The key features are always like the real time insights.
So we are collecting and analyzing metrics, log, traces, and events
from various sources to provide real time visibility into application
performance and infrastructure health.
All of these platforms, they support microservices.
So money microservices have a really complex distributed, architecture.
but yeah, or using these platforms, we can easily monitor all of those
microservices in just one place.
And They all of them allow us to create customizable dashboards.
So for instance, if I want to see some trend over time, what is the P50, P90
for my data, for the events, for, for any kind of metrics, we can easily set up the
customizable, we can set up the customized dashboards, using any of these platforms.
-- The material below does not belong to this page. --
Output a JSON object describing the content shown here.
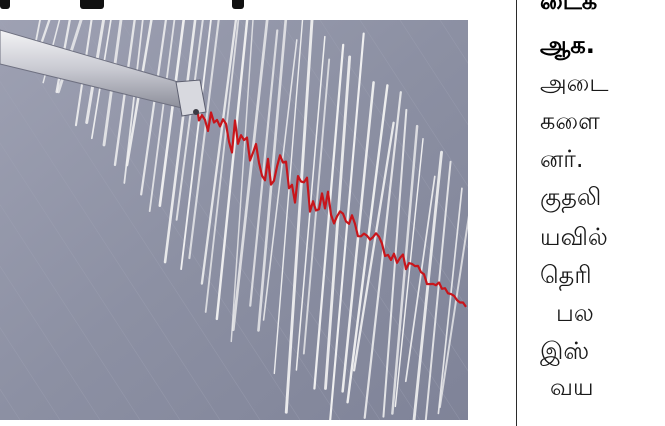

Here, let's look at the best practices.
So The very first thing is we have to instrument early and often, we shouldn't
just leave it till the last moment.
the earlier we start implementing observability into the cloud
native, the less painful it will be when the things start scaling.
and then for metrics, we have to use the meaningful metrics.
So we can focus on the metrics that are relevant to the business.
And we have to filter out signal from noise.
There can be a lot of metrics, but we have to filter a list of metrics that
are most relevant for the business.
And then for logs, The best practice is to actually structure the logs.
We have to use a consistent format and make it easier to
search and analyze the logs.
So by, like for instance, we have to, make sure that, like when we are logging,
something, logging events, so the, for example, there can be standard fields,
like the pattern can be standard.
For example, there's a timestamp, there is a system name, there is an application id.
There can be a lot of stuff, but yeah.
Whatever it is, it has to be a consistent format and then, it's better to if we
are using the same logging format across all the services because all of these
logs might end up being in the same place and then it will be easy to analyze.
if the format is the same.
correlation, data correlation.
So here we are connecting metrics, logs, and traces together to provide
a holistic view of the system.
and then we have to automate the observability pipeline.
So So all the process of collecting, analyzing, and visualizing the
data, it has to be automated.
there, there shouldn't be any manual intervention required whenever we want to,
whenever we want to visualize something.
So I just need to open the dashboard, open a platform.
Yeah.
The data should be already there.
Everything should be, set up, in an automated way.
The final thing is the cost management.
So observability can be expensive, especially at scale.
If we are logging, like billions of event, millions of event, per day, per hour.
So we have to be careful about, like the cost that are associated.
with the storage, with the processing, and all that.
So, to reduce the cost, to reduce the data that we are collecting, we can set
up some data retention policies and use like tiered solutions to manage costs.
Let's look at a case study.
assume that there is a cloud native, e commerce experience, there's a
cloud native application which is experiencing periodic slowdowns.
So We can use the three pillars of observability to actually pinpoint
what is the root cause of this.
So the very first is the logs.
So logs will tell us if there is an increase in the error
rates in a microservice.
Metrics will tell us if there is a high CPU utilization on a node.
The traces will pinpoint a slow, a slow database query affecting response times.
using logs, metrics, and traces, we have identified that, yeah, the problem
goes back to a slow database query.
For resolution, It's straightforward.
We can optimize the query.
We can auto, auto scale the service and, yeah, then it will reduce the latency.
So we can use these three pillars of observability to find out
what is the root cause of the periodic slowdowns in a system.
thank you.
I hope this talk was useful and, thank you.